To determine if a function is injective, we look for situations where two different inputs might result in the same output.
In simpler terms, a function is injective (or one-to-one) if each element of the domain maps to a unique element in the codomain.
To check injectivity, consider two inputs from the domain:

• Suppose you have two different numbers, \(x_1\) and \(x_2\), such that \(f(x_1) = f(x_2)\).
• If it turns out that \(x_1\) must equal \(x_2\) for that situation to hold true, the function is injective.

In the example of the function \(f(x) = \frac{x}{1+x}\), setting \(f(x_1) = f(x_2)\) leads to an equation that simplifies down to \(x_1 = x_2\).
This simplified equation confirms that no two different inputs produce the same output, making the function injective.
Understanding injectivity helps us avoid redundancy by ensuring distinct inputs are required for each output.

A function is surjective (or onto) if every member of its codomain is an output for some input from its domain.
In practical terms, this means that no element in the codomain is left out.
This is checked by ensuring that for every possible output value \(y\), there is an input \(x\) such that \(f(x) = y\).

• If you can find an output that cannot be obtained from any input, the function is not surjective.

In the exercise's function \(f(x) = \frac{x}{1+x}\), solving for \(x\) in terms of \(y\) results in \(x = \frac{-y}{y-1}\).
However, when \(y = 1\), the equation breaks down since it involves division by zero, meaning there is no \(x\) that produces \(f(x) = 1\).
This shows the function cannot produce every possible value in the codomain, making it non-surjective.
Recognizing surjectivity involves ensuring that every codomain element is accessible.

The domain and codomain of a function are fundamental parts of its definition:

• The domain is the set of all possible inputs for the function.
  For instance, in the exercise \(f:[0, \infty) \rightarrow [0, \infty)\), the domain is \([0, \infty)\).
• The codomain is the set of potential outputs the function can produce, which is also \([0, \infty)\) in our case.
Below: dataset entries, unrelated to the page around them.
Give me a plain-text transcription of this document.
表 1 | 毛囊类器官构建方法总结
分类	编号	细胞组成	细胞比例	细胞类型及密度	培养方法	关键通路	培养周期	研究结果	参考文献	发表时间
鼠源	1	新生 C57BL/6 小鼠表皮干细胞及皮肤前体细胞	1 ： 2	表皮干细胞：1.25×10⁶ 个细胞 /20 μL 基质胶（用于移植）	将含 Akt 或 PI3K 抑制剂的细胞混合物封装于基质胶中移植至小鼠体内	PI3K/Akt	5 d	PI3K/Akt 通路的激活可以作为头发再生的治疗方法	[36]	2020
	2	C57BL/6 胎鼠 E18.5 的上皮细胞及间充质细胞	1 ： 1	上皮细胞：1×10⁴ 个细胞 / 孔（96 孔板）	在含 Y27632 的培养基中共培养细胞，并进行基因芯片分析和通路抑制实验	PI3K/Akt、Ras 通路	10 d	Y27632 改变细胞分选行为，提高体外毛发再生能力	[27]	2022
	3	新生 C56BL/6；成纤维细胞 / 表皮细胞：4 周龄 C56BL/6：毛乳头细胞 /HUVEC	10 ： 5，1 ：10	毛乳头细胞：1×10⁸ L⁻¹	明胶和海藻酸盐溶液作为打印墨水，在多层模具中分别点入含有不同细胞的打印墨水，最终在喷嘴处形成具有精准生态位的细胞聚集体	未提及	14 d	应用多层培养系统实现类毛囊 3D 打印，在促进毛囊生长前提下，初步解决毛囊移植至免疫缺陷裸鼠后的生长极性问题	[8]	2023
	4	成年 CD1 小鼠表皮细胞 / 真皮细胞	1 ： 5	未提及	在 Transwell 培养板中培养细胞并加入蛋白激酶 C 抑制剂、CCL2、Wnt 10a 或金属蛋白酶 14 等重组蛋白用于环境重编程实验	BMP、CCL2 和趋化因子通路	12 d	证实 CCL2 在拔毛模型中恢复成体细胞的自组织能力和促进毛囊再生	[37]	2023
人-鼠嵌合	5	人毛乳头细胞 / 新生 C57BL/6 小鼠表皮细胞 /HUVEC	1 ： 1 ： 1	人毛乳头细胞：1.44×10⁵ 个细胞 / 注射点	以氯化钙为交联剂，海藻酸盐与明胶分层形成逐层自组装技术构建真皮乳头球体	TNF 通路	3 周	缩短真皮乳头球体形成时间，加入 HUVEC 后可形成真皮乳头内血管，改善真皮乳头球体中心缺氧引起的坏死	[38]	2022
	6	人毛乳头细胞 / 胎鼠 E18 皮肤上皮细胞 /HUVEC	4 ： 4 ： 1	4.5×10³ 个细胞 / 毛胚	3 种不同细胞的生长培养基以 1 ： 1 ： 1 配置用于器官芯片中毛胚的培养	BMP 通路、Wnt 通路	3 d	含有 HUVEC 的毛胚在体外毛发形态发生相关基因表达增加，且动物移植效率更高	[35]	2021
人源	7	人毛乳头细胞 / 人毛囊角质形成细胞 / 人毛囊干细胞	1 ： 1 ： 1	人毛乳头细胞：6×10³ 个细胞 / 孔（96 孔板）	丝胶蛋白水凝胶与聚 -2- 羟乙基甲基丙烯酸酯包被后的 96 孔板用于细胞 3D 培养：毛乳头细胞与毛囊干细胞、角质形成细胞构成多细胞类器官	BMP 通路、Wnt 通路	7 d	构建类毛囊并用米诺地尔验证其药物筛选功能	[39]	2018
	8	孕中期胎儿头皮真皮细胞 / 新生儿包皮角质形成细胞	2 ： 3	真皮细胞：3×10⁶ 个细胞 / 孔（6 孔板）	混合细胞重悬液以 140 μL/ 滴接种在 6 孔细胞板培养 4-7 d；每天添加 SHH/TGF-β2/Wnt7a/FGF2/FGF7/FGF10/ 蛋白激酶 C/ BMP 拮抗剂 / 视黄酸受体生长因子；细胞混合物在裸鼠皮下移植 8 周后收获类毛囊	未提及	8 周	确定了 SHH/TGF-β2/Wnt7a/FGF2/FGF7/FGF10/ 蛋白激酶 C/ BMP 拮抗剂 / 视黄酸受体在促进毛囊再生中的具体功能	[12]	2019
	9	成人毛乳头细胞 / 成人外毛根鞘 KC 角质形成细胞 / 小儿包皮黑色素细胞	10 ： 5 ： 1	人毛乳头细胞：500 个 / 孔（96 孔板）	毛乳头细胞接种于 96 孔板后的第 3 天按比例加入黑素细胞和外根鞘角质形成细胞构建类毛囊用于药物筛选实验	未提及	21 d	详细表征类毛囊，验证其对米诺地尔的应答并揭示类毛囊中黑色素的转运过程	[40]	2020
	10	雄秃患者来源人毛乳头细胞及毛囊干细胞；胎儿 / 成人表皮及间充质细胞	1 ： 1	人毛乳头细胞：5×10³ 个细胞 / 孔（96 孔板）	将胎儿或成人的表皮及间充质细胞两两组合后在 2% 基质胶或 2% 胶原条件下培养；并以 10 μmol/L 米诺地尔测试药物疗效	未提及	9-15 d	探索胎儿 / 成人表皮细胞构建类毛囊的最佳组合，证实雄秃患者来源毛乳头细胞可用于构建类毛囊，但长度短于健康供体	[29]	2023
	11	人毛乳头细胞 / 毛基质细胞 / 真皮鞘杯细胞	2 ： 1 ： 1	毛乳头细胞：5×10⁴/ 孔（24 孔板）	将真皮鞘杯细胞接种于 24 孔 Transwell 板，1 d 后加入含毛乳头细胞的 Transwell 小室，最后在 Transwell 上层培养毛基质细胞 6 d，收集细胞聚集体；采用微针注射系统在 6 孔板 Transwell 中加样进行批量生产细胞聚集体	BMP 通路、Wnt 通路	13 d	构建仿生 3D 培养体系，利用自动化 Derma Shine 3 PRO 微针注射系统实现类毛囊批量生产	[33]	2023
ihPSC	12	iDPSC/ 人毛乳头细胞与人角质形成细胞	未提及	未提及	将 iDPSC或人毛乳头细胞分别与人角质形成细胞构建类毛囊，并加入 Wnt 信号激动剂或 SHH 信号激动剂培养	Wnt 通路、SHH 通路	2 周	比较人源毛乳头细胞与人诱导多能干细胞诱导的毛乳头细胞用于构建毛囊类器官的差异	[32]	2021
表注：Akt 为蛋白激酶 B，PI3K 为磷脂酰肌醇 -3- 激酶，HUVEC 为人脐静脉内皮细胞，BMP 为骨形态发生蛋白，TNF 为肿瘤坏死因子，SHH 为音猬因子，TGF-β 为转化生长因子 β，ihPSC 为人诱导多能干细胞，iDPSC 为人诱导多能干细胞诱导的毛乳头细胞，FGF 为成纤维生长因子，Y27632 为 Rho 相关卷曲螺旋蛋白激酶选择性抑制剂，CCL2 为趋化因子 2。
The domain and codomain do more than just specify ranges; they define the behavior and applicability of the function.
Understanding them allows us to apply the function to the correct set of numbers and interpret its output meaningfully.
When matching outputs with inputs as well as understanding injectivity and surjectivity, these sets are crucial.
A function's behavior, in the context of these sets, informs whether it is truly functional—or well-defined—across all intended values.